For these assays, seedlings were grown on GM plates for 10 d at 22°C under continuous light. Seedlings were treated with 2,4-D as indicated prior to GUS staining. For GUS staining, tissue was washed twice (20 min) in GUS assay buffer (25 mM Na₂HPO₄/NaH₂PO₄ pH 7.0, 1.25 mM K₃Fe(CN)₆, 1.25 mM K₄Fe(CN)₆, 0.25% Triton-X 100, 0.25 mM EDTA, 20% methanol). After the second wash, the buffer was replaced with 2.4 mM X-Gluc (5-bromo-4-chloro-3-indoxyl-β-D-glucuronide cyclohexylammonium salt, stock dissolved in N,N-dimethylformamide) in GUS assay buffer and incubated at 37°C for the indicated times. After the staining reaction was complete, the seedlings were transferred to 100% ethanol to clear chlorophyll from the tissue.

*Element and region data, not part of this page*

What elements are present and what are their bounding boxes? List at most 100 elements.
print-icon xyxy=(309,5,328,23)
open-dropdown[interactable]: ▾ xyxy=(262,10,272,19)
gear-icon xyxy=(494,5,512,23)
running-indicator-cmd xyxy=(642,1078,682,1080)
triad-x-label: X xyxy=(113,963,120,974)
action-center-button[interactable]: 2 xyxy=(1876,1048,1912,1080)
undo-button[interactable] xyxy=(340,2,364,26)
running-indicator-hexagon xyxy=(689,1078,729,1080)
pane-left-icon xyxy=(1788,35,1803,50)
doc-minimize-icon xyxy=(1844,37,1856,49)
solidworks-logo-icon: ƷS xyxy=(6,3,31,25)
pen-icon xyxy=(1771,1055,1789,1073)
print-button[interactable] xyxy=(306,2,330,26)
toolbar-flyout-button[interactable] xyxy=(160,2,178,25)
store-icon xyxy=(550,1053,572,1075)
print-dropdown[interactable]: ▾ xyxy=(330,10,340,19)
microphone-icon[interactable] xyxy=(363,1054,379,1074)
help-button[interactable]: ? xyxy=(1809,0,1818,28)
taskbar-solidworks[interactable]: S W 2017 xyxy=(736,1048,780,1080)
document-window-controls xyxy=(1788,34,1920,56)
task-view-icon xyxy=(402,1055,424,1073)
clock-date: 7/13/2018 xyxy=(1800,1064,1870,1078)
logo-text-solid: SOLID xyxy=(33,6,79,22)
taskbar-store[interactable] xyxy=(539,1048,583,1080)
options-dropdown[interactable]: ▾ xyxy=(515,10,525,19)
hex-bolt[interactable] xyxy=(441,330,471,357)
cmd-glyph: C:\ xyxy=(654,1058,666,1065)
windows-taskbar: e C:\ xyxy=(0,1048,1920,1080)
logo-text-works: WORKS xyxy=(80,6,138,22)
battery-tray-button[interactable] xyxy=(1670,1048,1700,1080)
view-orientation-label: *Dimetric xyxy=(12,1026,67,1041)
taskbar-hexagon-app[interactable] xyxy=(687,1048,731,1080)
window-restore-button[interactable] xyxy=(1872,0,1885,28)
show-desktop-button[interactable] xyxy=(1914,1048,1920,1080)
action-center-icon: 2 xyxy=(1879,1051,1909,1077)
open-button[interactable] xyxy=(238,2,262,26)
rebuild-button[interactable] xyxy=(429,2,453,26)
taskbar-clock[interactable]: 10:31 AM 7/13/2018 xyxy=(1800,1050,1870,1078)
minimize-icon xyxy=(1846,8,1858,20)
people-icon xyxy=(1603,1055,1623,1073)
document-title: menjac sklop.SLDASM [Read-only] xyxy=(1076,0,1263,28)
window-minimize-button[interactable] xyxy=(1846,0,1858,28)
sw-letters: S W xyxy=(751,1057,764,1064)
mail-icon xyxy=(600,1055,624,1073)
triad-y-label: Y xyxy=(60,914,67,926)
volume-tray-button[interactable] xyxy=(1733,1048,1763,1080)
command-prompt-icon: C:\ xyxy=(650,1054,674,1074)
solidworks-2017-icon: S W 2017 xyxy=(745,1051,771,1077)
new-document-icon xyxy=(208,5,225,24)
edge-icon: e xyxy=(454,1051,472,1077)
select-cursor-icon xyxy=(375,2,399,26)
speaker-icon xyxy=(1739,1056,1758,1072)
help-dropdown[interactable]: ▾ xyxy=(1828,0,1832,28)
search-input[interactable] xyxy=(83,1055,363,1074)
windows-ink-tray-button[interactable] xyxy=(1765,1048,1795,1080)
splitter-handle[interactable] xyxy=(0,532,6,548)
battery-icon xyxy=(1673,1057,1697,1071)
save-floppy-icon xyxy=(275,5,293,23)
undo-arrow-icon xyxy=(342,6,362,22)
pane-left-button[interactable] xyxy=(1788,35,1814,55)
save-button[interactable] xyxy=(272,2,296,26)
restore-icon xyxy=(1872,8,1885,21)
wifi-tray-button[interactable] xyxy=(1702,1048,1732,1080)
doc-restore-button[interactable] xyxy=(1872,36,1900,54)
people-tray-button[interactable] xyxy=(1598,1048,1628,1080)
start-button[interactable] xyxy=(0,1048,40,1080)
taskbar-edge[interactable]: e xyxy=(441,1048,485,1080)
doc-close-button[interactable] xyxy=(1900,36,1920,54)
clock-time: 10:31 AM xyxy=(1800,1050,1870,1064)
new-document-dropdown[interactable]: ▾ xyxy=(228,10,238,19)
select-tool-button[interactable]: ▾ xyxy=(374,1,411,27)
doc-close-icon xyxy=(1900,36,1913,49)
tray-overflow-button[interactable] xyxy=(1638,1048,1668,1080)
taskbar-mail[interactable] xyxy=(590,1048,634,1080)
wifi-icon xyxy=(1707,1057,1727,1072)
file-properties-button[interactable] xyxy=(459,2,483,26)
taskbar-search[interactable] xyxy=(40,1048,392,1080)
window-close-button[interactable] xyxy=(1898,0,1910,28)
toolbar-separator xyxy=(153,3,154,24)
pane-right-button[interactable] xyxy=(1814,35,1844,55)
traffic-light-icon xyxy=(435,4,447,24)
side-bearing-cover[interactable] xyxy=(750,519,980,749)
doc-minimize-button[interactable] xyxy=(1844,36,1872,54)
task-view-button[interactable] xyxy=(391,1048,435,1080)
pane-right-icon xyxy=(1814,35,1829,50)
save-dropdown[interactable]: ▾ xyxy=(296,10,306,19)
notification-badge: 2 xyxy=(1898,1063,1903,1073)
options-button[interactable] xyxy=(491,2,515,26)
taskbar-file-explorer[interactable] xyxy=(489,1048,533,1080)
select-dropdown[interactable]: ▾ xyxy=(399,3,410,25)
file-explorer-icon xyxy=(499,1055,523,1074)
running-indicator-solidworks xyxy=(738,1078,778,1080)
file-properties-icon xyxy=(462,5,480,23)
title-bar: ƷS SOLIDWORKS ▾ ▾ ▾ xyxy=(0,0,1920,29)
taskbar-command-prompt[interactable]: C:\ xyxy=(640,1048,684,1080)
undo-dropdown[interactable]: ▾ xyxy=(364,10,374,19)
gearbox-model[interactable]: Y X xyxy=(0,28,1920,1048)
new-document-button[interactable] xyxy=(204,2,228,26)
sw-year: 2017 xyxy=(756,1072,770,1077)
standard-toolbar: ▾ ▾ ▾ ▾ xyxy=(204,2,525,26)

Disclosure of Potential Conflicts of Interest

No potential conflicts of interest were disclosed.

Acknowledgments

The authors gratefully acknowledge support from the Chemical Sciences, Geosciences and Biosciences Division, Office of Basic Energy Sciences, Office of Science, US. Department of Energy (contracts DE-FG02–03ER15416 and DE-FG02–09ER16077) to JC. In addition, the initial development of the genetic screen was supported in part by a grant from the National Science Foundation (IBN 0212659) to JC. Additional support was from the Paul K. and Ruth R. Stumpf Endowed Professorship in Plant Biochemistry to J. Callis. We wish to acknowledge the UC-Davis Controlled Environment Facility (CEF) for assistance in the propagation of transgenic plants. We would like to thank Joey Lasiter and Gurjeet Bath for help with positional cloning and genotyping, Tania Gonzalez for assistance with auxin dose-response experiments, and Marissa Simon for advice on GUS experiments. We thank former and current members of the Callis laboratory and Dr. Anne Britt (UC-Davis) for helpful discussions.